The cast was unhappy with the episode and almost every member has voiced disapproving sentiments about it over the years. Brent Spiner has said “it was just a racist episode. Maybe not intentionally but it felt that way and looked that way. It was the third episode so it was fortuitous that we did our worst that early on and it never got quite that bad again.”

Jonathan Frakes referred to it as “a racist piece of shit,” saying, “the worst and most embarrassing and one that even Gene [Roddenberry] would have been embarrassed by was that horrible racist episode from the first season… ‘Code of Honor,’ oh my God in heaven!” Frakes has reportedly tried to get the episode pulled from syndication, finding it detrimental to the overall reputation of the series.
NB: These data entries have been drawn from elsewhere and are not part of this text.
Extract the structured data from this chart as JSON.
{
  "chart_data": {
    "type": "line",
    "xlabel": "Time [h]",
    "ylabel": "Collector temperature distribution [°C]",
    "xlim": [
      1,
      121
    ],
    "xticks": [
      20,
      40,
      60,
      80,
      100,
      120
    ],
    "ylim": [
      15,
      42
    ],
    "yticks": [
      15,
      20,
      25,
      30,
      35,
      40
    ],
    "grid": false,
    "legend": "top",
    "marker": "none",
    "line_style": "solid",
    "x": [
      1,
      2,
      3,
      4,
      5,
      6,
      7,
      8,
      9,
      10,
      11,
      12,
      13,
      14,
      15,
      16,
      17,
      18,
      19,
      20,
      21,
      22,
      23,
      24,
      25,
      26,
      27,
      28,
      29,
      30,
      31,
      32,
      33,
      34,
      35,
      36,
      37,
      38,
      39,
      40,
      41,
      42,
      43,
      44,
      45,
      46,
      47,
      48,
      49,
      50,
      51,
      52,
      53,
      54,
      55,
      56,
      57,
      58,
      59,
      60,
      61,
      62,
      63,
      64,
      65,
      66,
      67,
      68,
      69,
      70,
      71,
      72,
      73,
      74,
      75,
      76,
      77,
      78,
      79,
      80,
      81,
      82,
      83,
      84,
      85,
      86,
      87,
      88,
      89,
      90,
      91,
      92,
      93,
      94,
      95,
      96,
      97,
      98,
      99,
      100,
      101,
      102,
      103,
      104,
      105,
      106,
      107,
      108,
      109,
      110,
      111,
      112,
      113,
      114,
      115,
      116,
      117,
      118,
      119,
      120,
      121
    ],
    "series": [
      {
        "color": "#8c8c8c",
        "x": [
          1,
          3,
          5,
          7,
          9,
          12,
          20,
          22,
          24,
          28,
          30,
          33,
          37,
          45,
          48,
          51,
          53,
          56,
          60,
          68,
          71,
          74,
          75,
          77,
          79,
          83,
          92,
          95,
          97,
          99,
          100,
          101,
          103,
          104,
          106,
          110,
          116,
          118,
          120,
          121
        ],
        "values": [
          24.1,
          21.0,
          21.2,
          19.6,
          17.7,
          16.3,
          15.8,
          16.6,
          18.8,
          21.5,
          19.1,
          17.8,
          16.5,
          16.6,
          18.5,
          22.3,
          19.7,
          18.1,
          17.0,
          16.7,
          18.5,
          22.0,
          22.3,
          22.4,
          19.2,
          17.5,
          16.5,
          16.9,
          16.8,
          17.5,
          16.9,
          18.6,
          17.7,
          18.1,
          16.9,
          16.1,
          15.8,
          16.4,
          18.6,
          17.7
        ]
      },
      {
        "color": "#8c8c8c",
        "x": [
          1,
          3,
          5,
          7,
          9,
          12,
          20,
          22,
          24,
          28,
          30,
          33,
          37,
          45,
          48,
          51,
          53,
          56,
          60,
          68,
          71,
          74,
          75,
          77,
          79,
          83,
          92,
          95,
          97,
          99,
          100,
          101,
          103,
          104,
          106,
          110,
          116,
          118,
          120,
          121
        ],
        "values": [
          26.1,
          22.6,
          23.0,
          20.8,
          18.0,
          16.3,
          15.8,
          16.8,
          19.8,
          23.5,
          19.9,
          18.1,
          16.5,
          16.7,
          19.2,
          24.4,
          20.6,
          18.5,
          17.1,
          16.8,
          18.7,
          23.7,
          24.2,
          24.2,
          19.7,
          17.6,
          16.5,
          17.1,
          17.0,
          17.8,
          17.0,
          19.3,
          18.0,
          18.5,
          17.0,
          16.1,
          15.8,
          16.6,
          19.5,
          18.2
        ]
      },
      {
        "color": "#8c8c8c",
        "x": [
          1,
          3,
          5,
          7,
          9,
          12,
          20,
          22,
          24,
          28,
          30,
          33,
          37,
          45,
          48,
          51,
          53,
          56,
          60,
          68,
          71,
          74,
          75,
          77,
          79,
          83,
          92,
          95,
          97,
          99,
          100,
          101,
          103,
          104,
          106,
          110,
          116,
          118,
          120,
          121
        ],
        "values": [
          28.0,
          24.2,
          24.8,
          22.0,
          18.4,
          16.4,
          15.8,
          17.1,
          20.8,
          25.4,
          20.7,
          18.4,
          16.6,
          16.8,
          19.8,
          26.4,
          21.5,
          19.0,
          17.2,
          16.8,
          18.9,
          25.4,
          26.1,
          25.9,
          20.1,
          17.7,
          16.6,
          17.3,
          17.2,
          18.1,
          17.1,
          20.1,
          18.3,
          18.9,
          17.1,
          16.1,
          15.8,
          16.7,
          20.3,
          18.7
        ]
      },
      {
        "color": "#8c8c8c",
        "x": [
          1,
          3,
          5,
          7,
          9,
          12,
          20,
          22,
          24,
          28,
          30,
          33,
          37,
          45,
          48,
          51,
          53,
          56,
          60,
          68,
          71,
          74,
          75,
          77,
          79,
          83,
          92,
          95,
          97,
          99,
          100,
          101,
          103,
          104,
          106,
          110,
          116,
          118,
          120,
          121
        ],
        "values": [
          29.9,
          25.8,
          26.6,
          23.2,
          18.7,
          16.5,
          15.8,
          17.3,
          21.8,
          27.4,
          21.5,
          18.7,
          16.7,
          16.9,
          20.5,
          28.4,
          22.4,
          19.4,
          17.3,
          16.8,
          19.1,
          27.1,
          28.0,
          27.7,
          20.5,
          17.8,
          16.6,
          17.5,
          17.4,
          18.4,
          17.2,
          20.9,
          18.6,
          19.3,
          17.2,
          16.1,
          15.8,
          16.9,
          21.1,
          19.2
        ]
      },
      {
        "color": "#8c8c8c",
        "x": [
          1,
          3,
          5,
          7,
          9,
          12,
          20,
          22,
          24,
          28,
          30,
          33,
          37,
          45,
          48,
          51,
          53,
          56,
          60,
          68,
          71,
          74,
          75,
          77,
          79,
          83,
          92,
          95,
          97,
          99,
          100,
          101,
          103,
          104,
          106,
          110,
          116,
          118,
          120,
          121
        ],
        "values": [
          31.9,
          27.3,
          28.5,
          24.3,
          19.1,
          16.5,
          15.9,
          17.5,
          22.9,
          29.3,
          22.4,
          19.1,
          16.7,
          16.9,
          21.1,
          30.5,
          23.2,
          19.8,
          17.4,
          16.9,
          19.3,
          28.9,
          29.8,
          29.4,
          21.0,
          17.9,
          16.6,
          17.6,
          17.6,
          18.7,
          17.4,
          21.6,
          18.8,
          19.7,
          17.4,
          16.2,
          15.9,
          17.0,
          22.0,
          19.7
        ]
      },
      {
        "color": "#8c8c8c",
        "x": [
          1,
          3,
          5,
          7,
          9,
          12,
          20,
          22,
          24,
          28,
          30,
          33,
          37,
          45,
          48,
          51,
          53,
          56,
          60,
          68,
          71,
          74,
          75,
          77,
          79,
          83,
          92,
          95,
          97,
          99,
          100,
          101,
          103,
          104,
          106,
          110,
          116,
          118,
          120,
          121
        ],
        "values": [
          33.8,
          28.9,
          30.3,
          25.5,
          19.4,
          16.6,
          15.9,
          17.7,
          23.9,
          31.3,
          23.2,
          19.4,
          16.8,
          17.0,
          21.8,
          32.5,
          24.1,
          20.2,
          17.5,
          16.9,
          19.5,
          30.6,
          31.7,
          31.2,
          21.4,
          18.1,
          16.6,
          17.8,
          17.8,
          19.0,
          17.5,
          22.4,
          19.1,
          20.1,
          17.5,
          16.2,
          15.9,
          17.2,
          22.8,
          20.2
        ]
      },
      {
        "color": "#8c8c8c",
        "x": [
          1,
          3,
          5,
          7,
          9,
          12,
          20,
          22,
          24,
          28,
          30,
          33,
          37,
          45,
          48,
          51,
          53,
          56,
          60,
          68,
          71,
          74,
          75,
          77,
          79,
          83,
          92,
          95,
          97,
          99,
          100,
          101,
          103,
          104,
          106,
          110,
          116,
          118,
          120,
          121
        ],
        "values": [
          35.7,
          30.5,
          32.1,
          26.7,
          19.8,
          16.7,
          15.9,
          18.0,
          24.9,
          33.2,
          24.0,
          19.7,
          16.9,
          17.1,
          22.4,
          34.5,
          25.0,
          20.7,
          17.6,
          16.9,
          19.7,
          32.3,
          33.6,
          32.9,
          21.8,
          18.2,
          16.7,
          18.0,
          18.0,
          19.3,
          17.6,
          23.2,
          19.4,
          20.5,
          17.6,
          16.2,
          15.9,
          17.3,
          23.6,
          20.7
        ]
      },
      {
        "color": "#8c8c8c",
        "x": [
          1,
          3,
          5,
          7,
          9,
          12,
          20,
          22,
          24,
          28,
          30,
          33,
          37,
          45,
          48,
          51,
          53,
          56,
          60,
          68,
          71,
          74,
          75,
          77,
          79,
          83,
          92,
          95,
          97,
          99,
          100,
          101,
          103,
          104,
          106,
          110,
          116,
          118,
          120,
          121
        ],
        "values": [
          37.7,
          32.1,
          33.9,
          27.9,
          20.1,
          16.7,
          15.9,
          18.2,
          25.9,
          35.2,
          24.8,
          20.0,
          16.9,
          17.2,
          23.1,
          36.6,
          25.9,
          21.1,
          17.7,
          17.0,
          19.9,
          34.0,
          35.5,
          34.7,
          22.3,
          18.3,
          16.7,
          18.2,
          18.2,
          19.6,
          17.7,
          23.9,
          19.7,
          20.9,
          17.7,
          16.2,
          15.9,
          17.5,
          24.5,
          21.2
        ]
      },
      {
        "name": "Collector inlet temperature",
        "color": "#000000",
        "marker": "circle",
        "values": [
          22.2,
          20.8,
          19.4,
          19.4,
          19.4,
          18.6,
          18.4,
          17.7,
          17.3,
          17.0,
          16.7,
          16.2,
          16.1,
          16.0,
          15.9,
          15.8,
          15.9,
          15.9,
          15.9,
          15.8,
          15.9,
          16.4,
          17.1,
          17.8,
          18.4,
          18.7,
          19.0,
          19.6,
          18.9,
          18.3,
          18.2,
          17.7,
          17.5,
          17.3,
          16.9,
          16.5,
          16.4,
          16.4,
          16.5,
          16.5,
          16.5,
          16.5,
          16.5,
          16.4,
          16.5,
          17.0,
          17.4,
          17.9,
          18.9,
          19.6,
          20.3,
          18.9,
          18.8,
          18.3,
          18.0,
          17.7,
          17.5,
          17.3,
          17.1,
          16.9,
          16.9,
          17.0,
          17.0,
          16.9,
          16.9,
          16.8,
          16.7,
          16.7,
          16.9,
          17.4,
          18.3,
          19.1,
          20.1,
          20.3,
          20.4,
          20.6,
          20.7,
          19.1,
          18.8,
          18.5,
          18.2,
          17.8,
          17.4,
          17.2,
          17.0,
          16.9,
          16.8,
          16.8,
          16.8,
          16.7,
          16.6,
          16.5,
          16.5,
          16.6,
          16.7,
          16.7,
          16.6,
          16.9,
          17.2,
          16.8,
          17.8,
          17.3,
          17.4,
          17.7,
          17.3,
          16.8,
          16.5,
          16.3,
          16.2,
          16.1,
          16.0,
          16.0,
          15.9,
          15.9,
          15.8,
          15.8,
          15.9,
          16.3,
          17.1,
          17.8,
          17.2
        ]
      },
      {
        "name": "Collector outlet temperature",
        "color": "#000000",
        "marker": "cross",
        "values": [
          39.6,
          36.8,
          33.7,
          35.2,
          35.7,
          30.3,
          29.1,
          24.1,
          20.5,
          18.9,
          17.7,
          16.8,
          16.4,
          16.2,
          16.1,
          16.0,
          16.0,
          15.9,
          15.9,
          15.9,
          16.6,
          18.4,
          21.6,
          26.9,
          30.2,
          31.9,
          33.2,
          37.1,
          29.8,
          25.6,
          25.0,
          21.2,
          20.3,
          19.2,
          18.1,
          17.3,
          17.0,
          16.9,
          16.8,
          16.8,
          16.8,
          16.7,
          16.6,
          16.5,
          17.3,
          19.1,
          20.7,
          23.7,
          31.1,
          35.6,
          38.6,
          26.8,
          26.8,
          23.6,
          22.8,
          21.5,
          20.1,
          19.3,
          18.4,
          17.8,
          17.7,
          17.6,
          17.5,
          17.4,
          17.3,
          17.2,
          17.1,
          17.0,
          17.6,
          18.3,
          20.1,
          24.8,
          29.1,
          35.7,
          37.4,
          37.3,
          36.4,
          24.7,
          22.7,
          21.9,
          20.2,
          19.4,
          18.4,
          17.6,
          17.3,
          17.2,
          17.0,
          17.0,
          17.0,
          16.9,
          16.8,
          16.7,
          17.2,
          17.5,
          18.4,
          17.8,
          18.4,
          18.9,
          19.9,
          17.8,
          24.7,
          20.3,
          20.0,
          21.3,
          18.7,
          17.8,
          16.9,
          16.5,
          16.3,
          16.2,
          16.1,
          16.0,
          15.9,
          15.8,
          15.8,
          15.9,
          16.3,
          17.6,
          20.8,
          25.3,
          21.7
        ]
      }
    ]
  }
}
Den of Geek’s interpretation of the episode deems it the worst in Trek history, writing, “As if things weren’t bad enough, it isn’t even well-made. The racism alone is enough to ruin the episode, but even without that, it would still be unwatchably awful, replete as it is with clunky characterization, plotting and dialogue. One conversation sees Troi ‘tricking’ Yar into admitting that she finds Lutan (the leader of the Ligonian delegation) sexually attractive. It wouldn’t be so bad, but this piece of knowledge doesn’t even serve any purpose in the story. It’s merely used as some kind of titillation.” That’s not to mention the poor direction, horrendous sets, and exquisitely bad costuming.

The episode also marks only one of two TNG episodes where Worf (Michael Dorn) doesn’t appear. Given his character’s respect for honor and dueling, it seems an odd omission. The Klingon honor code is examined deeply in numerous episodes and would have been well-served in “Code of Honor” as a welcome counter-point to the Ligonians’ perspective. The characters could have had meaningful discussions about the true nature of honor and its place in society, and less time on Lutan’s jungle fever.

In retrospect, “Code of Honor” isn’t just bad The Next Generation, it’s bad The Original Series. The episode’s subject matter and poor navigation of the material feels like something from decades past, yet aired at the end of the 1980s. The fact that its racist/sexist material was part of a mind-numbingly stupid episode in plot and composition renders it worthy of its title as one of Trek’s poorest episodes. With episodes like these serving as TNG’s initiation, it’s amazing the show wasn’t canceled after its first season. Fortunately— though it took a while— the show found its stride and went on to become regarded for its creativity, sensitivity, and lasting prominence as one of TV’s great series.